FOOTNOTE: The house deal fell through because the seller was overly proud of the work he'd done to the place, and he wouldn't come down enough on his - way too high - asking price. Too bad, as I loved the place, but in addition to being a perfectionist, I'm also a cheapskate (Perhaps that's why I'm terminally single?). I understand markets, and I don't have a perfect 800 credit rating for nothing. LOL!

That's one of the most perfect redheads I've ever seen. No freckles, so I'm betting she never sees the sun (She's Russian, so that might figure). Her hair is actually redder than that, but she dresses it with something that dulls it a few shades - sacrilege. I only know this because the rest of her hair... er... never mind. LOL!

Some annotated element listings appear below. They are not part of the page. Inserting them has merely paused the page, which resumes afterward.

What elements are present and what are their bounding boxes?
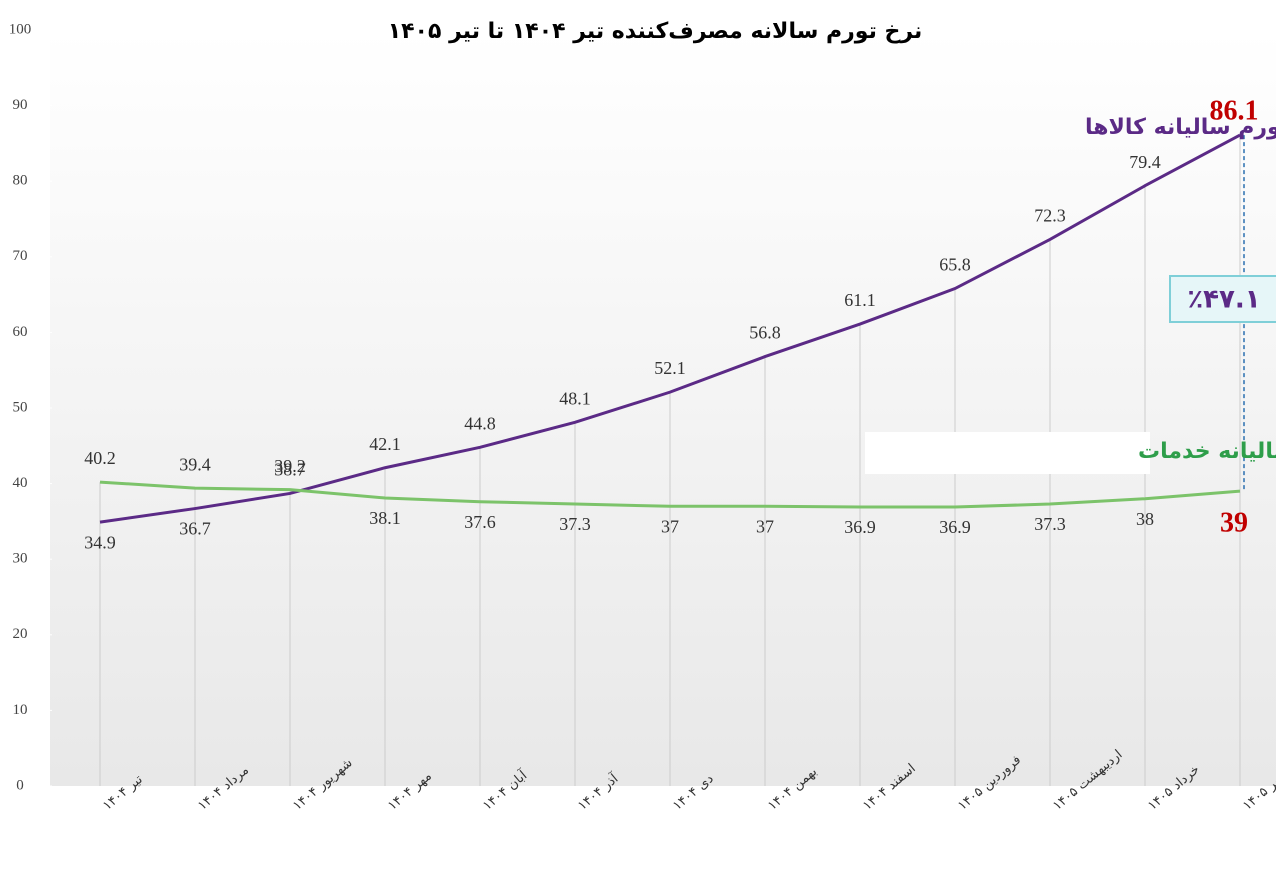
value-label: 48.1 bbox=[559, 388, 591, 408]
label-bg bbox=[865, 432, 1150, 474]
value-label: 37.3 bbox=[1034, 514, 1066, 534]
value-label: 36.7 bbox=[179, 519, 211, 539]
value-label: 39.4 bbox=[179, 454, 211, 474]
value-label: 37.6 bbox=[464, 512, 496, 532]
value-label: 40.2 bbox=[84, 448, 116, 468]
value-label: 44.8 bbox=[464, 413, 496, 433]
value-label: 61.1 bbox=[844, 290, 876, 310]
annotation-box bbox=[1169, 275, 1276, 323]
value-label: 38.7 bbox=[274, 460, 306, 480]
y-tick-label: 30 bbox=[13, 551, 28, 567]
y-tick-label: 50 bbox=[13, 399, 28, 415]
value-label: 37 bbox=[661, 516, 679, 536]
value-label: 38 bbox=[1136, 509, 1154, 529]
y-tick-label: 40 bbox=[13, 475, 28, 491]
plot-bg bbox=[50, 30, 1276, 786]
chart-title: نرخ تورم سالانه مصرف‌کننده تیر ۱۴۰۴ تا ت… bbox=[388, 19, 923, 44]
value-label: 86.1 bbox=[1210, 96, 1259, 127]
value-label: 34.9 bbox=[84, 532, 116, 552]
value-label: 52.1 bbox=[654, 358, 686, 378]
annotation: ٪۴۷.۱ bbox=[1187, 285, 1260, 315]
value-label: 37.3 bbox=[559, 514, 591, 534]
value-label: 79.4 bbox=[1129, 152, 1161, 172]
value-label: 38.1 bbox=[369, 508, 401, 528]
y-tick-label: 20 bbox=[13, 626, 28, 642]
value-label: 39 bbox=[1220, 508, 1248, 539]
y-tick-label: 10 bbox=[13, 702, 28, 718]
series-line bbox=[99, 133, 1241, 524]
series-label: نرخ تورم سالیانه خدمات bbox=[1138, 439, 1276, 464]
y-tick-label: 80 bbox=[13, 173, 28, 189]
value-label: 36.9 bbox=[844, 517, 876, 537]
y-tick-label: 70 bbox=[13, 248, 28, 264]
series-label: نرخ تورم سالیانه کالاها bbox=[1085, 115, 1276, 140]
y-tick-label: 60 bbox=[13, 324, 28, 340]
value-label: 56.8 bbox=[749, 323, 781, 343]
y-tick-label: 90 bbox=[13, 97, 28, 113]
value-label: 72.3 bbox=[1034, 206, 1066, 226]
series-line bbox=[99, 480, 1241, 509]
y-tick-label: 0 bbox=[16, 777, 24, 793]
value-label: 39.2 bbox=[274, 456, 306, 476]
y-tick-label: 100 bbox=[9, 21, 32, 37]
value-label: 37 bbox=[756, 516, 774, 536]
value-label: 36.9 bbox=[939, 517, 971, 537]
value-label: 65.8 bbox=[939, 255, 971, 275]
value-label: 42.1 bbox=[369, 434, 401, 454]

Blogger Tennyson Williams said...

This blog is very fun and informative and the love of my life is a redhead, so that's a nice touch. I'm totally adding a link to my site ;)

2:18 PM  
Blogger Claudia said...

Sorry about not getting the house. It was a lovely place. You like Alpine anyhow. It's nice though that you want to get closer to your mom as she's older now.

I do a lot of scales on the piano. I actually like it..

9:02 PM  
Blogger Hucbald said...

Thanks, Tennyson! I bookmarked you place too.

Ironically, Claudia, I'm starting to enjoy practicing scales again too.